Caffeine revs up your nervous system and improves your mood, which enables you to do more work with less perceived effort. This results into a better workout and you end up burning more calories than you could without caffeine.
The typical performance enhancing caffeine dosage for the recreation athlete is anywhere from 300-500 milligrams taken about an hour before exercise. This gives the caffeine a chance to get into your system and work its magic.
Decaf High On Diptenes, Low On Blood Pressue: A study led by Dr. Robert Superko of the Fuqua Heart Center in Atlanta, suggests that drinking decaffeinated coffee leads to a rise in bad cholesterol whereas drinking regular coffee does not.

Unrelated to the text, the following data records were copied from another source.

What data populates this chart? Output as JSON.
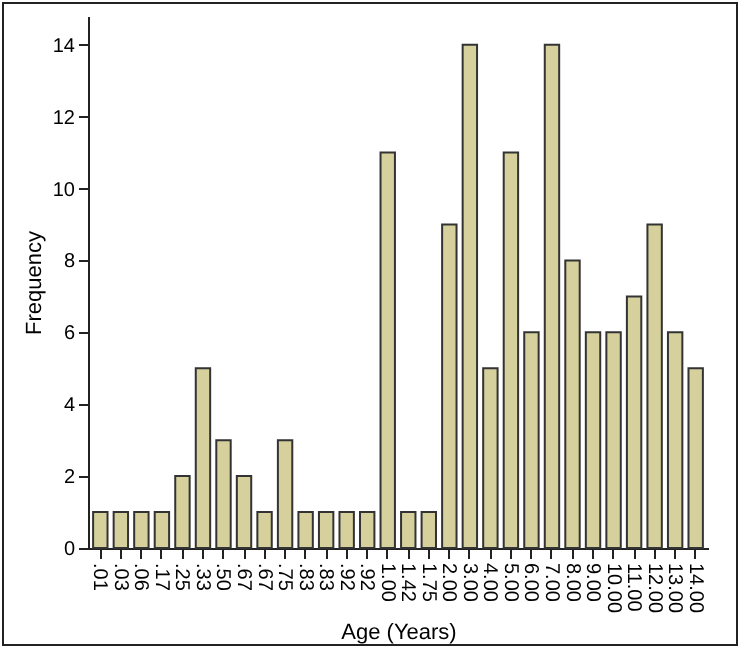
{
  "chart_data": {
    "type": "bar",
    "xlabel": "Age (Years)",
    "ylabel": "Frequency",
    "categories": [
      ".01",
      ".03",
      ".06",
      ".17",
      ".25",
      ".33",
      ".50",
      ".67",
      ".67",
      ".75",
      ".83",
      ".83",
      ".92",
      ".92",
      "1.00",
      "1.42",
      "1.75",
      "2.00",
      "3.00",
      "4.00",
      "5.00",
      "6.00",
      "7.00",
      "8.00",
      "9.00",
      "10.00",
      "11.00",
      "12.00",
      "13.00",
      "14.00"
    ],
    "values": [
      1,
      1,
      1,
      1,
      2,
      5,
      3,
      2,
      1,
      3,
      1,
      1,
      1,
      1,
      11,
      1,
      1,
      9,
      14,
      5,
      11,
      6,
      14,
      8,
      6,
      6,
      7,
      9,
      6,
      5
    ],
    "color": "#d6d19c",
    "ylim": [
      0,
      14.8
    ],
    "yticks": [
      0,
      2,
      4,
      6,
      8,
      10,
      12,
      14
    ],
    "grid": false
  }
}
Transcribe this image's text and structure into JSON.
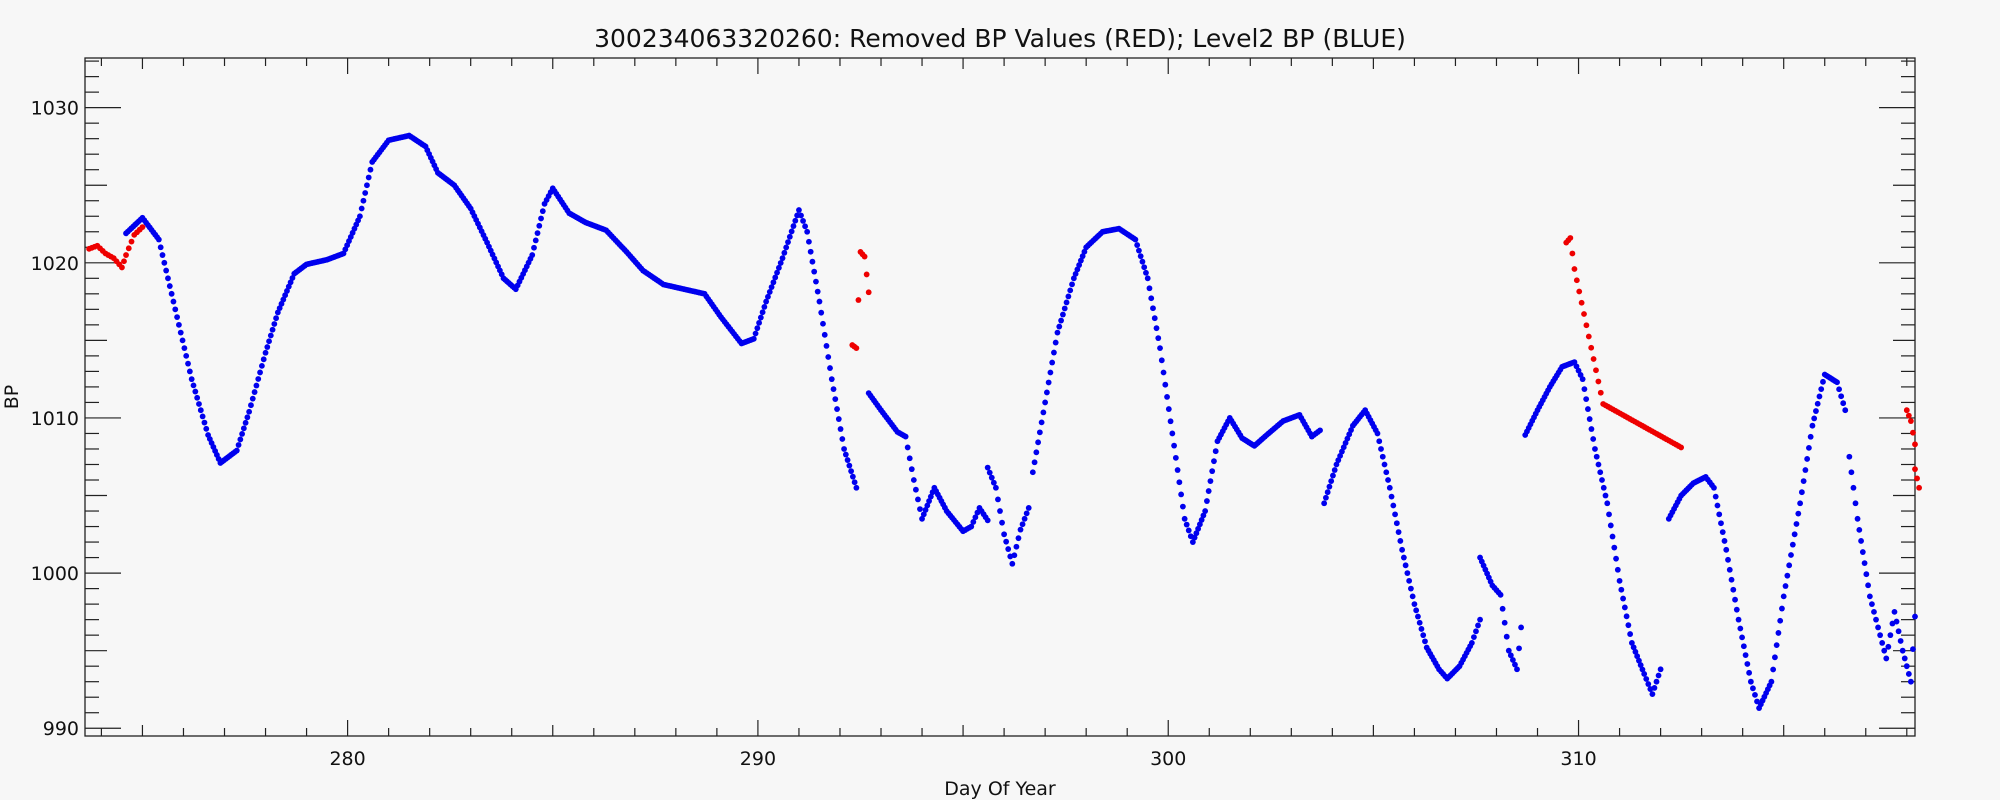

According to Dr. Superko the reason for the increase in cholesterol from decaf is because the species of bean used for decaf is different. Decaf is usually made out of the robusta bean and regular coffee out of the arabica bean. The difference between the two is that robustas have a relatively high concentration of fats called diptenes, and these fats contribute to the increase in blood cholesterol.
Dr. Superko notes that while the cholesterol increase they found is significant in the lab, it is a pretty small change of about 10 points in the real world. This is not a huge drop in cholesterol, but if you are looking for ways to drop your high cholesterol number, and you currently drink a lot of decaf, stopping the decaf may help out.
In the same study it was discovered that if you have high blood pressure that caffeinated beverages will increase blood pressure levels while decaf will not. Obviously, if you have high blood pressure, avoiding caffeinated beverates can help you manage your blood pressure.
As a note, Dr. Superko presented these findings to the American Heart Association in 2005
Obviously, this article is intended to inform you about some of the pros/cons of coffee and caffeine. The jury is still out on whether it is good, bad or neutral for you. As always, consult with your doctor before implementing any dietary changes. The response to caffeine varies by individual. Coffee can have a significant impact on individuals with diabeties, high blood pressure, expecting mothers or any other heart related conditions.